Energy customers find themselves paying for the non-supply of electricity.
Published: Tue 06 May 2014

Millions of British Pounds are being spent in ‘constraint’ payments from National Grid to wind-farm operators in the UK. This means that consumers will “continue to foot ever increasing bills for these payments”, unless the Government works with energy companies and industry to develop a clear energy-storage strategy.

This is according to a new report by the Institution of Mechanical Engineers.

Unnecessary ‘constraint’ payments on the increase

Currently, under existing market arrangements, if an energy-generating company is unable to feed its power into the National Grid because it is not needed, it will be entitled to receive ‘constraint’ payments.

The Renewable Energy Foundation has revealed that £8.7 million in constraint payments have been made to wind farms in March. This forms part of the £13,749,814 already paid out this year. In 2013, wind farms received ‘constraint’ payments totalling £32,707,351.

Energy storage will harness clean energy potential

The Renewable Energy Foundation says it’s time that the UK government adopts energy storage technology solutions in order to realize the full potential of renewable energy.

In its Energy Storage: The missing link in the UK’s Energy Commitments report, the Institution highlights energy-storage technologies such as those based on cryogenics, flywheels, pumped heat and graphene super-capacitors.

Constraint payment-unnecessary consumer cost

Tim Fox, the organisation’s head of energy and environment, explains that without investment in energy-storage technology, ‘constraint’ payments are likely to become an unnecessary extra cost for the consumer.

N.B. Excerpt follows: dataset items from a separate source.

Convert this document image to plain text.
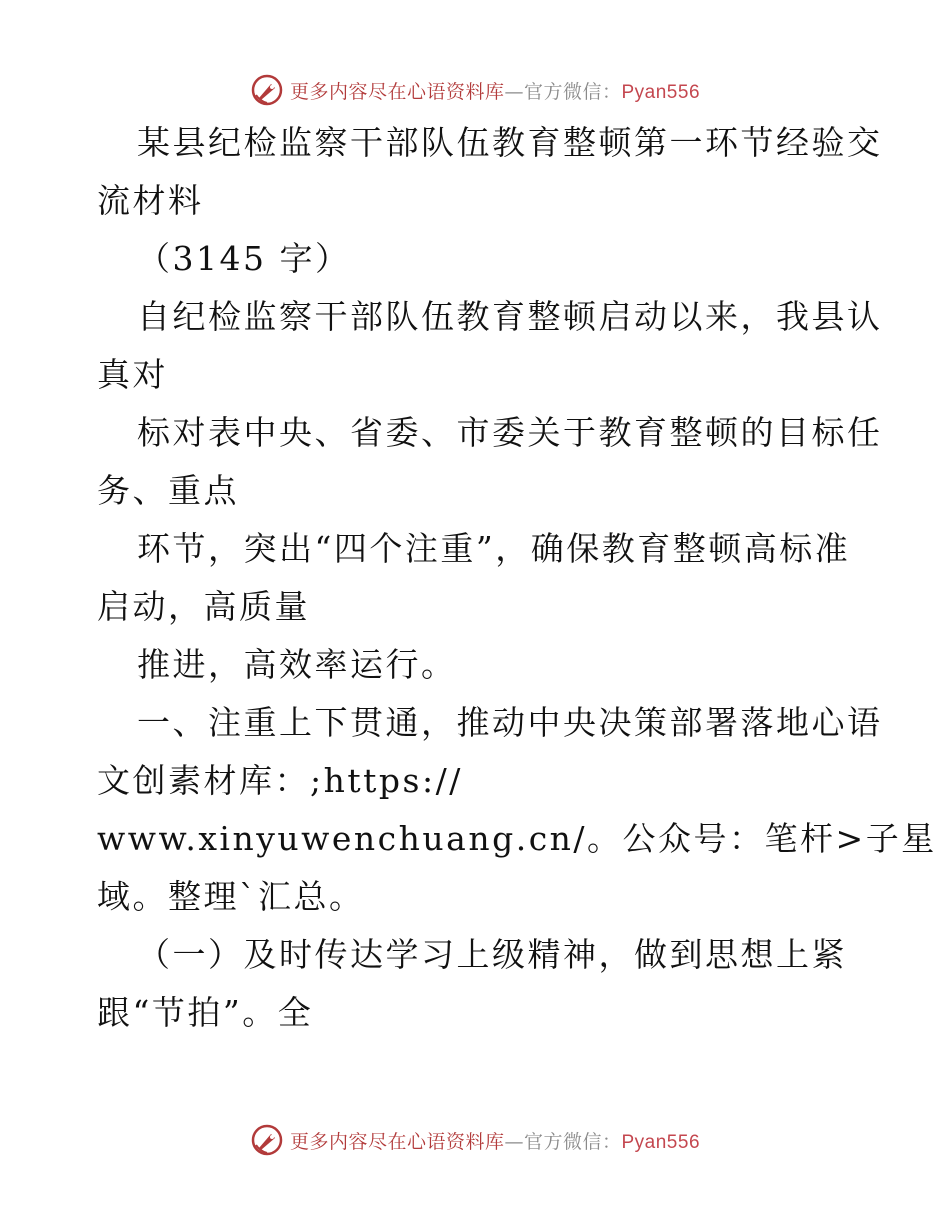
更多内容尽在心语资料库—官方微信：Pyan556
某县纪检监察干部队伍教育整顿第一环节经验交
流材料
（3145 字）
自纪检监察干部队伍教育整顿启动以来，我县认
真对
标对表中央、省委、市委关于教育整顿的目标任
务、重点
环节，突出“四个注重”，确保教育整顿高标准
启动，高质量
推进，高效率运行。
一、注重上下贯通，推动中央决策部署落地心语
文创素材库：;https://
www.xinyuwenchuang.cn/。公众号：笔杆>子星
域。整理`汇总。
（一）及时传达学习上级精神，做到思想上紧
跟“节拍”。全
更多内容尽在心语资料库—官方微信：Pyan556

These payments are becoming a major concern for consumers since they are effectively funding the non-supply of electricity from a range of generating technologies.

According to Mr Fox, virtually any form of energy storage can alleviate this since excess electricity, generated from intermittent renewable sources, will be stored until called-upon.

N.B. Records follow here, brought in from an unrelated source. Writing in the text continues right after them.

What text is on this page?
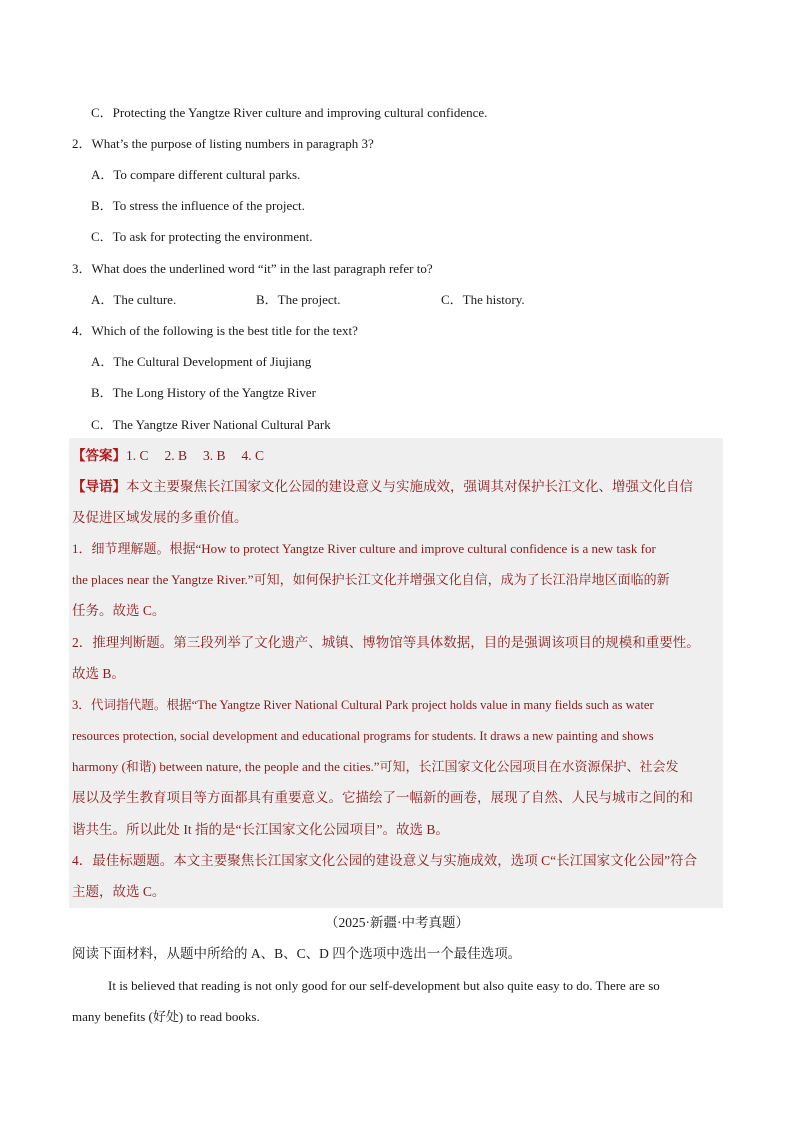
C．Protecting the Yangtze River culture and improving cultural confidence.
2．What’s the purpose of listing numbers in paragraph 3?
A．To compare different cultural parks.
B．To stress the influence of the project.
C．To ask for protecting the environment.
3．What does the underlined word “it” in the last paragraph refer to?
A．The culture.	B．The project.	C．The history.
4．Which of the following is the best title for the text?
A．The Cultural Development of Jiujiang
B．The Long History of the Yangtze River
C．The Yangtze River National Cultural Park
【答案】1. C 2. B 3. B 4. C
【导语】本文主要聚焦长江国家文化公园的建设意义与实施成效，强调其对保护长江文化、增强文化自信
及促进区域发展的多重价值。
1．细节理解题。根据“How to protect Yangtze River culture and improve cultural confidence is a new task for
the places near the Yangtze River.”可知，如何保护长江文化并增强文化自信，成为了长江沿岸地区面临的新
任务。故选 C。
2．推理判断题。第三段列举了文化遗产、城镇、博物馆等具体数据，目的是强调该项目的规模和重要性。
故选 B。
3．代词指代题。根据“The Yangtze River National Cultural Park project holds value in many fields such as water
resources protection, social development and educational programs for students. It draws a new painting and shows
harmony (和谐) between nature, the people and the cities.”可知，长江国家文化公园项目在水资源保护、社会发
展以及学生教育项目等方面都具有重要意义。它描绘了一幅新的画卷，展现了自然、人民与城市之间的和
谐共生。所以此处 It 指的是“长江国家文化公园项目”。故选 B。
4．最佳标题题。本文主要聚焦长江国家文化公园的建设意义与实施成效，选项 C“长江国家文化公园”符合
主题，故选 C。
（2025·新疆·中考真题）
阅读下面材料，从题中所给的 A、B、C、D 四个选项中选出一个最佳选项。
It is believed that reading is not only good for our self-development but also quite easy to do. There are so
many benefits (好处) to read books.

Problems for security of supply

A report from the Royal Academy of Engineering suggests that there needs to be a radical overhaul of the way that the electricity system is managed. It says that the current grid can cope with up to a 20% contribution from wind power without the need for significant upgrades to the system, using existing balancing mechanisms.

However, beyond this threshold, the management of the system will become even more difficult.

The report points out that the variable nature of wind power will present problems when there is a mis-match between output and consumer demand. If wind power continues to grow beyond 2020, days with negligible wind power could “present problems for security of supply”.

Professor Roger Kemp of Lancaster University, a member of the working group, says: “Wind energy will be only one of the tools available — alongside other generating technologies, better connectivity and demand side measures. All will need to be carefully integrated, using a systems engineering approach.”

As the world moves towards a low-carbon future, the energy industry and infrastructure will have to evolve with — or ahead of — electricity demand to accommodate more clean energy.